Hello,
This problem bothers me for some time. Suppose that
- $\mu$ is a non-negative Radon measure (or positive linear functional of the space of continuous functions with compact support);
- $\psi$ is a continuous function, vanishing at infinity and integrable, i.e., $\psi\in C^0_0(R)\cap L^1(R)$;
- $\sup_{x \in R}|(\psi*\mu)(x)|<+\infty$.
Then, we would like to prove that the function $x\mapsto (\psi*\mu)(x)$ is continuous.
Thank you very much for your help and any hints!
Anand
Version 2. If we add an additional property,
- $\sup_{x\in R} |(G*\mu)(x)|<+\infty$, where $G(x)=\frac{1}{\sqrt{2\pi}}\exp(-x^2/2)$.
Then, is it possible to prove that the function $x\mapsto (\psi*\mu)(x)$ is continuous?
Thanks
Anand
Best Answer
Here's a counter-example.
Let $\mu$ be counting measure supported on $\mathbb Z$; so $\int f(x) \ d\mu(x) = \sum_{m\in\mathbb Z} f(m)$ for $f$ continuous with compact support.
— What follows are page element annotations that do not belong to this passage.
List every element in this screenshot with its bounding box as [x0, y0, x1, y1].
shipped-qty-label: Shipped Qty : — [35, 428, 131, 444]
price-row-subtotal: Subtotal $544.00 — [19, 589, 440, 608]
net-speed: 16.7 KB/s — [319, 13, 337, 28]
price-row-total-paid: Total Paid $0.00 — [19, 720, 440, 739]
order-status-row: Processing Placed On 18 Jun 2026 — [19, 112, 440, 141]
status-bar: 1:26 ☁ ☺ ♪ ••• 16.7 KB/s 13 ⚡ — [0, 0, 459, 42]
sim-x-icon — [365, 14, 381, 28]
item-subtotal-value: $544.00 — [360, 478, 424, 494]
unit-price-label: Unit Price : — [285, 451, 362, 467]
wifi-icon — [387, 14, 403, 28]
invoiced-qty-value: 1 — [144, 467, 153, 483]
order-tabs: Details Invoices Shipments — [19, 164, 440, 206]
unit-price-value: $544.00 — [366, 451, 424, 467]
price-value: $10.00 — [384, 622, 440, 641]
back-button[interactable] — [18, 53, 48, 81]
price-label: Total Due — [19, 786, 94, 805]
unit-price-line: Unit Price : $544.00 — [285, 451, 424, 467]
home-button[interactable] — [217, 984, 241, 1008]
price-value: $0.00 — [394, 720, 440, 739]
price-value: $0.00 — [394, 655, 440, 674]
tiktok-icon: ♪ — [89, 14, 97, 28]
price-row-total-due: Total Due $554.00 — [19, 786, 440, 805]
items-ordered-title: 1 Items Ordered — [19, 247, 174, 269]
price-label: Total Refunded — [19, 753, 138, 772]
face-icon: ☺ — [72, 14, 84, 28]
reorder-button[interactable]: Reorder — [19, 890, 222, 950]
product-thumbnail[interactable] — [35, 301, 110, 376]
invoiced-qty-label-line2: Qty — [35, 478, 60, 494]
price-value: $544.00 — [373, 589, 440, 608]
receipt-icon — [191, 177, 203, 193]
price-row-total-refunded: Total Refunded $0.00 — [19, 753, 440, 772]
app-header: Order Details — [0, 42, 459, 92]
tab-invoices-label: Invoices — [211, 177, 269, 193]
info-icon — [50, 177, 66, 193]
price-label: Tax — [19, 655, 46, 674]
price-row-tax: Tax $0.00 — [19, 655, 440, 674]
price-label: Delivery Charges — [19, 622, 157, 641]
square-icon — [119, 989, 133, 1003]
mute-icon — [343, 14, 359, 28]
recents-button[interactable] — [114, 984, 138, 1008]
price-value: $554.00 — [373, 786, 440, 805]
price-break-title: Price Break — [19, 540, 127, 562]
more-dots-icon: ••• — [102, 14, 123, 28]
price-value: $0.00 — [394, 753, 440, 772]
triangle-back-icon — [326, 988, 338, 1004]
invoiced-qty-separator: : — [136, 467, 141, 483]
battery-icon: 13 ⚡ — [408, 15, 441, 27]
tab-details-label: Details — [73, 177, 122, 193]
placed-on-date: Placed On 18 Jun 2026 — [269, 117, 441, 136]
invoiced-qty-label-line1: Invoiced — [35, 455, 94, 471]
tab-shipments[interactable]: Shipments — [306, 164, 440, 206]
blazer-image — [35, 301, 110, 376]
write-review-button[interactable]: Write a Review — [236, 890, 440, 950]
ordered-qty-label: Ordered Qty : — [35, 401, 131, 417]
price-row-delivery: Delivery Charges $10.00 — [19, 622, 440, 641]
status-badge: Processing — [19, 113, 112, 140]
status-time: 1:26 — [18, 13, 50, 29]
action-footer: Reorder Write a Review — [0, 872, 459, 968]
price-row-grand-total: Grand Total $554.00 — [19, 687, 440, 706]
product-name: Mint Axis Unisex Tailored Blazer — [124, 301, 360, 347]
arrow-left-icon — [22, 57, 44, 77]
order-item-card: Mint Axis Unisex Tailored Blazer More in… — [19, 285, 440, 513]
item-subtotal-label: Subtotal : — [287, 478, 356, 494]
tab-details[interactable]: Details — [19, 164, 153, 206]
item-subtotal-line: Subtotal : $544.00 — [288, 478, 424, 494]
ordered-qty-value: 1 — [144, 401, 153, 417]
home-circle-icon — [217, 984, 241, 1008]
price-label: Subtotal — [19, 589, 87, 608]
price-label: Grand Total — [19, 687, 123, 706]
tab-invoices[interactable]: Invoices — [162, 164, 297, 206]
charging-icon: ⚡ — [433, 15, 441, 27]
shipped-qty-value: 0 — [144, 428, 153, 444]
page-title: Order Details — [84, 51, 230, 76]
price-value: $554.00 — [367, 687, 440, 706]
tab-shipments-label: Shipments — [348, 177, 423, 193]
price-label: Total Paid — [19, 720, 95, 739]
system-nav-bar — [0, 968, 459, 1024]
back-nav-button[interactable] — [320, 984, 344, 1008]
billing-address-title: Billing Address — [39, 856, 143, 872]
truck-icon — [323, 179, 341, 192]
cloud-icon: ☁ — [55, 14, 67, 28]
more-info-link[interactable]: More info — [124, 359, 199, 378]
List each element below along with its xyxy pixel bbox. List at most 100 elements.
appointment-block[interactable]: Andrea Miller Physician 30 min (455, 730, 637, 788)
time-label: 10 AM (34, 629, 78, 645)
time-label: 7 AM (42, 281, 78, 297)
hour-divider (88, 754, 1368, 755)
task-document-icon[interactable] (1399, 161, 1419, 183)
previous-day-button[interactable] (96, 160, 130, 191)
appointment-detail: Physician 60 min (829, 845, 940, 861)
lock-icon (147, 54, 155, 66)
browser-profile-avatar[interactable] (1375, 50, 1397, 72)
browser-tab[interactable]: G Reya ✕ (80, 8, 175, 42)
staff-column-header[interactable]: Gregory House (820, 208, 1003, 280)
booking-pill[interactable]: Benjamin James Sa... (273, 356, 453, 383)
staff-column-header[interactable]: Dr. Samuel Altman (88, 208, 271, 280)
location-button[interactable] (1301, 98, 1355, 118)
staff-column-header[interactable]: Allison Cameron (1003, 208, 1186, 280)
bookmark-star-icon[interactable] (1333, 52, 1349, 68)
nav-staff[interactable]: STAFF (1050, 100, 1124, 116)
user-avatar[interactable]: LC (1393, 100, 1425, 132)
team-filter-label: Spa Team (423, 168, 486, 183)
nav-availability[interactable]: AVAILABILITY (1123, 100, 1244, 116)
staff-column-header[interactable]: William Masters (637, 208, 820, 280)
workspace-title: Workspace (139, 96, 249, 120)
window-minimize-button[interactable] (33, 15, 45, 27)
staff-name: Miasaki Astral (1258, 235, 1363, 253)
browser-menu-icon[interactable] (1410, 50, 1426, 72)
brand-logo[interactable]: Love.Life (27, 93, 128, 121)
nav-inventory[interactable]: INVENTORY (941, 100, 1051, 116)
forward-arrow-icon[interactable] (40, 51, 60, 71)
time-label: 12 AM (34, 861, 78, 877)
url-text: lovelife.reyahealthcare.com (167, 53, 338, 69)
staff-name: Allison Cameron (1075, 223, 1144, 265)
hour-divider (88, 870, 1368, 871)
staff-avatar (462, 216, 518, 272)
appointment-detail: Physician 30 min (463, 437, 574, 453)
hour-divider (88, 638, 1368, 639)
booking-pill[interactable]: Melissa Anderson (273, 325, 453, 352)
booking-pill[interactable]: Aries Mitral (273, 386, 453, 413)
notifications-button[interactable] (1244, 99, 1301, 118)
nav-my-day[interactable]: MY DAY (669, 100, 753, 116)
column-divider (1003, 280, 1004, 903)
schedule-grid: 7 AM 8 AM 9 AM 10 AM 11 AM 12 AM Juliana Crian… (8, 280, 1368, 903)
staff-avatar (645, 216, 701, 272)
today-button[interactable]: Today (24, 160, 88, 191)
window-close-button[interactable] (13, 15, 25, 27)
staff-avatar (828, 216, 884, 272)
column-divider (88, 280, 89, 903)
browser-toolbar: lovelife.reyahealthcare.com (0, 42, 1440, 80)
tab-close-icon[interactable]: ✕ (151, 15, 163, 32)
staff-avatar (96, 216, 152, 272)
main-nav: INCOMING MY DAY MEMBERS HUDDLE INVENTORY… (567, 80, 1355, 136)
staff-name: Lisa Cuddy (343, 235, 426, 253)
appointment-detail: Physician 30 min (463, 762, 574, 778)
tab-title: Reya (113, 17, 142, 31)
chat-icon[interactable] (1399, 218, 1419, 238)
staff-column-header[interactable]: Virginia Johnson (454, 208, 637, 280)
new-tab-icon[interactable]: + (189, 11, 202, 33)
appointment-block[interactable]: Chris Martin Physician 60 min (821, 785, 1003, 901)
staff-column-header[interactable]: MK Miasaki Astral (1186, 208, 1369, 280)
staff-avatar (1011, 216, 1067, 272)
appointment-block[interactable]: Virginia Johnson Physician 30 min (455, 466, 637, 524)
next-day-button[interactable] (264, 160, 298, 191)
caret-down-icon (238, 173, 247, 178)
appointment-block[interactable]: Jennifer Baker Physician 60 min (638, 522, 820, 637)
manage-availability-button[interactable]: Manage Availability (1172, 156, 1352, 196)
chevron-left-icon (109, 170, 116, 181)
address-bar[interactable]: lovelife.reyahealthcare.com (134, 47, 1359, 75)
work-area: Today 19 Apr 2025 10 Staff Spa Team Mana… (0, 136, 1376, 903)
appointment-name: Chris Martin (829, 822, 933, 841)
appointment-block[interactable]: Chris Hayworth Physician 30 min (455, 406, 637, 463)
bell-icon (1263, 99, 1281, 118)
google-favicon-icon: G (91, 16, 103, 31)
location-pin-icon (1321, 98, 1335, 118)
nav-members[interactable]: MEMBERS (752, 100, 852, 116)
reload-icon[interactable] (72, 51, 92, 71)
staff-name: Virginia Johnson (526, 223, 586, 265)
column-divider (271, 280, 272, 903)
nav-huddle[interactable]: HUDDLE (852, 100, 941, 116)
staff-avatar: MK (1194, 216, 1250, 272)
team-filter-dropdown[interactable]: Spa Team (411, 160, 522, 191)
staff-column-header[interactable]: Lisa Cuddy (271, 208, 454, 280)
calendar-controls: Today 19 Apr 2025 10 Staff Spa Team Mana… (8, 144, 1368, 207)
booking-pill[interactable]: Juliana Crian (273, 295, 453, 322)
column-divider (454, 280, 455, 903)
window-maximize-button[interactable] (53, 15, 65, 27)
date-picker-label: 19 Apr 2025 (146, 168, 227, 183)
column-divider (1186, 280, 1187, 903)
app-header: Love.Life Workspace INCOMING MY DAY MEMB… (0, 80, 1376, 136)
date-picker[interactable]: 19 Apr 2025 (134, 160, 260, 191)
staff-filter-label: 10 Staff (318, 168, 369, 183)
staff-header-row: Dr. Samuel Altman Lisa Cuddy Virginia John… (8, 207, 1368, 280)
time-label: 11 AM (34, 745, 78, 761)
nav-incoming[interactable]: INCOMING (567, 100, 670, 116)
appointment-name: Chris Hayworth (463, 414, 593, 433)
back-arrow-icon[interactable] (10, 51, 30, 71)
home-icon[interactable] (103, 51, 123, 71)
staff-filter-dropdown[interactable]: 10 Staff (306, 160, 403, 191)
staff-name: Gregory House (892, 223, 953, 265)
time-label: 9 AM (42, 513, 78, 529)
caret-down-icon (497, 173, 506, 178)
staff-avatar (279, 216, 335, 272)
Choose a very rapidly decreasing sequence of positive reals $\delta_n$. Let $\psi$ be the piecewise linear function which is $1$ at $n+1/n$ for $n\geq 10$ (say), and is $0$ at $n+1/n \pm \delta_n$ (and is zero at all $x<10+1/10-\delta_{10}$). By definition, $\psi$ is continuous (and could be made smooth by the use of a bump function) and $\psi$ is Lebesgue integrable (if $\delta_n$ decreases fast enough).
Then set
\[ \alpha(x) = (\psi*\mu)(x) = \int \psi(x-y) \ d\mu(y) = \sum_{m\in\mathbb Z} \psi(x+m). \]A priori, this sum might diverge, but only to $+\infty$. Clearly $\alpha$ is periodic in that $\alpha(x+k)=\alpha(x)$ for any $k\in\mathbb Z$.Fix $x\in[-1/2,1/2)$, and consider which $m\in\mathbb Z$ are such that $\psi(x+m)>0$. This occurs iff there is $n\geq 10$ with $1/n-\delta_n < x+m-n < 1/n+\delta_n$. As $m-n\in\mathbb Z$ and $n\geq 10$ and $|x|\leq 1/2$, this can only occur if $m=n$. So $1/n-\delta_n < x < 1/n+\delta_n$. Choosing $(\delta_n)$ suitably, we can arrange that $1/(k+1)+\delta_{k+1} < 1/k-\delta_k$ for all $k$, and then $n$ is unique for any given $x$.
We conclude that for every $x$, there is at most one $m\in\mathbb Z$ with $\psi(x+m)>0$. In particular, $\alpha(x)\in[0,1]$ for all $x$.
However, clearly $\alpha(1/n)\geq 1$ for all $n\geq 10$, but $\alpha(0) = 0$ as if $\psi(m)>0$ for some $m\in\mathbb Z$, then there is $n\geq 10$ with $-\delta_n < m-n-1/n < \delta_n$ which forces $m=n$, but then $-\delta_n <-1/n<\delta_n$, which we can avoid by a suitable choice of $(\delta_n)$. So $\alpha = \psi*\mu$ is not continuous at $0$.